By Express News Service

Anjathey (2008)
“Anjathey is the film that made me go, ‘That’s it, I need to be a filmmaker and make films like this.’ Yes, I had the aspiration to pursue filmmaking even before, but Anjathey gave me the final push. I vividly remember the opening shot that looks widely at the sky and three goons enter the frame. The camera begins to track them but we don’t register the movement because of the parallax effect, and then we see Ajmal doing push-ups. I was blown away by the shot and went, ‘Ennada padam idhu!’ Anjathey was a revelation in many ways, consisting of numerous mind-boggling shots. Be it the fight sequence focused on legs, the shot in which Narain realises the injured person he is carrying on his bike is dead, or the shot of a pole serving as a tool for time-lapse, the film is filled with shots that I can keep talking about for hours.”

Zodiac (2007)
“Zodiac looked at the investigative thriller genre from completely different lenses, through the prism of normality. The focus is as much on the mundane lives of these journalists as much on the violent murders they are investigating. The film steers clear of rhetoric and it lends only more gravity and effectiveness to the proceedings. From this film, David Fincher gave me the idea of how to shoot something ultra-real and still lend a cinematic quality to it. Two people sitting at their desks and skimming through documents is not a dramatic act but Fincher made even that look cinematic.

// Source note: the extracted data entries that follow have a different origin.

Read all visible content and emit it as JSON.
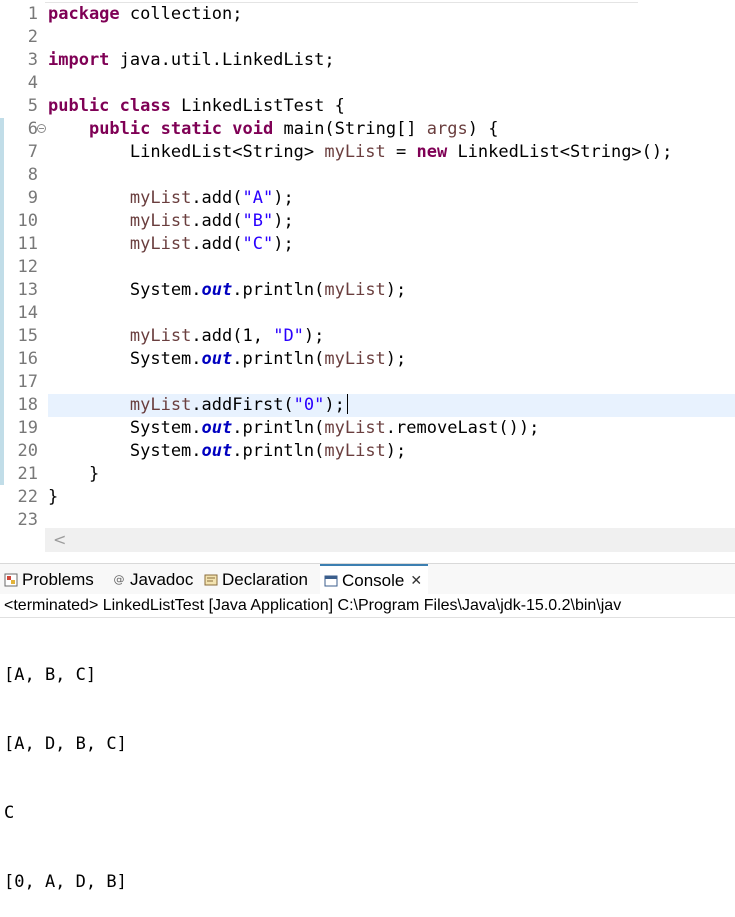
{
  "editor": {
    "lines": [
      {
        "n": "1",
        "html": "<span class=\"kw\">package</span> collection;"
      },
      {
        "n": "2",
        "html": ""
      },
      {
        "n": "3",
        "html": "<span class=\"kw\">import</span> java.util.LinkedList;"
      },
      {
        "n": "4",
        "html": ""
      },
      {
        "n": "5",
        "html": "<span class=\"kw\">public</span> <span class=\"kw\">class</span> LinkedListTest {"
      },
      {
        "n": "6",
        "html": "    <span class=\"kw\">public</span> <span class=\"kw\">static</span> <span class=\"kw\">void</span> main(String[] <span class=\"var\">args</span>) {"
      },
      {
        "n": "7",
        "html": "        LinkedList&lt;String&gt; <span class=\"var\">myList</span> = <span class=\"kw\">new</span> LinkedList&lt;String&gt;();"
      },
      {
        "n": "8",
        "html": ""
      },
      {
        "n": "9",
        "html": "        <span class=\"var\">myList</span>.add(<span class=\"str\">\"A\"</span>);"
      },
      {
        "n": "10",
        "html": "        <span class=\"var\">myList</span>.add(<span class=\"str\">\"B\"</span>);"
      },
      {
        "n": "11",
        "html": "        <span class=\"var\">myList</span>.add(<span class=\"str\">\"C\"</span>);"
      },
      {
        "n": "12",
        "html": ""
      },
      {
        "n": "13",
        "html": "        System.<span class=\"fld\">out</span>.println(<span class=\"var\">myList</span>);"
      },
      {
        "n": "14",
        "html": ""
      },
      {
        "n": "15",
        "html": "        <span class=\"var\">myList</span>.add(1, <span class=\"str\">\"D\"</span>);"
      },
      {
        "n": "16",
        "html": "        System.<span class=\"fld\">out</span>.println(<span class=\"var\">myList</span>);"
      },
      {
        "n": "17",
        "html": ""
      },
      {
        "n": "18",
        "html": "        <span class=\"var\">myList</span>.addFirst(<span class=\"str\">\"0\"</span>);<span class=\"caret\"></span>"
      },
      {
        "n": "19",
        "html": "        System.<span class=\"fld\">out</span>.println(<span class=\"var\">myList</span>.removeLast());"
      },
      {
        "n": "20",
        "html": "        System.<span class=\"fld\">out</span>.println(<span class=\"var\">myList</span>);"
      },
      {
        "n": "21",
        "html": "    }"
      },
      {
        "n": "22",
        "html": "}"
      },
      {
        "n": "23",
        "html": ""
      }
    ],
    "fold_marker_line": "6",
    "current_line": "18"
  },
  "hscroll": {
    "left_arrow": "<"
  },
  "tabs": [
    {
      "name": "tab-problems",
      "icon": "problems-icon",
      "label": "Problems"
    },
    {
      "name": "tab-javadoc",
      "icon": "javadoc-icon",
      "label": "Javadoc"
    },
    {
      "name": "tab-declaration",
      "icon": "declaration-icon",
      "label": "Declaration"
    },
    {
      "name": "tab-console",
      "icon": "console-icon",
      "label": "Console",
      "active": true
    }
  ],
  "console": {
    "header": "<terminated> LinkedListTest [Java Application] C:\\Program Files\\Java\\jdk-15.0.2\\bin\\jav",
    "output": [
      "[A, B, C]",
      "[A, D, B, C]",
      "C",
      "[0, A, D, B]"
    ]
  },
  "colors": {
    "keyword": "#7f0055",
    "string": "#2a00ff",
    "local_var": "#6a3e3e",
    "static_field": "#0000c0",
    "current_line": "#e8f2fe"
  }
}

You can say Zodiac served as a clear inspiration for many of the elements in the espionage portions of Sardar.” 

Schindler’s List (1993)
“The influence of Alfred Hitchcock in Steven Spielberg’s is palpable. For instance, in Spielberg’s films, some shots begin as a close-up and end as a wide shot, all in a single stretch. I want to shoot my films like Spielberg does, where there is a fluidity in the shots. Schindler’s List is perhaps his most calm and composed film in terms of the staging and it has many wonderful sequences, both with their superior visual quality and their strong emotional undercurrent. The scene towards the end where Oscar Schindler feels he could have saved more Jews from the death camp is absolutely beautiful. I think it has the best cinematography in Spielberg’s filmography. The idea to introduce real-life survivors in the end of the film served as an inspiration to do something similar in my Hero.”

The Prestige (2005)
“I remember being blown away by this film when I first watched it in the theatre and it remains a one-of-a-kind experience to date. I felt mentally stimulated while watching it and no other film before nor after this has even come close to this. It just made me keep thinking about it. And as someone who likes to think, and build bridges and structures in my mind, this film was an amazing experience. I think The Prestige is the film that impacted me the most in a movie theatre.”

Alien (1979) 
“Ridley Scott is my favourite filmmaker because each film of his feels distinct without any traces of his previous works. I just couldn’t believe that Thelma & Louise, Alien, Gladiator, Blade Runner, The Duelists, White Squall, Black Rain, A Good Year and Kingdom of Heaven are directed by the same filmmaker. I picked Alien from his filmography because right from the title formation, everything about this film is fantastic, making you wonder who the brain behind this creation is. I had a different film in my mind before watching it but it turned out to be something else, something more realistic. And this film’s villain has been a huge inspiration for my villains; a person who looks at great danger as great beauty.”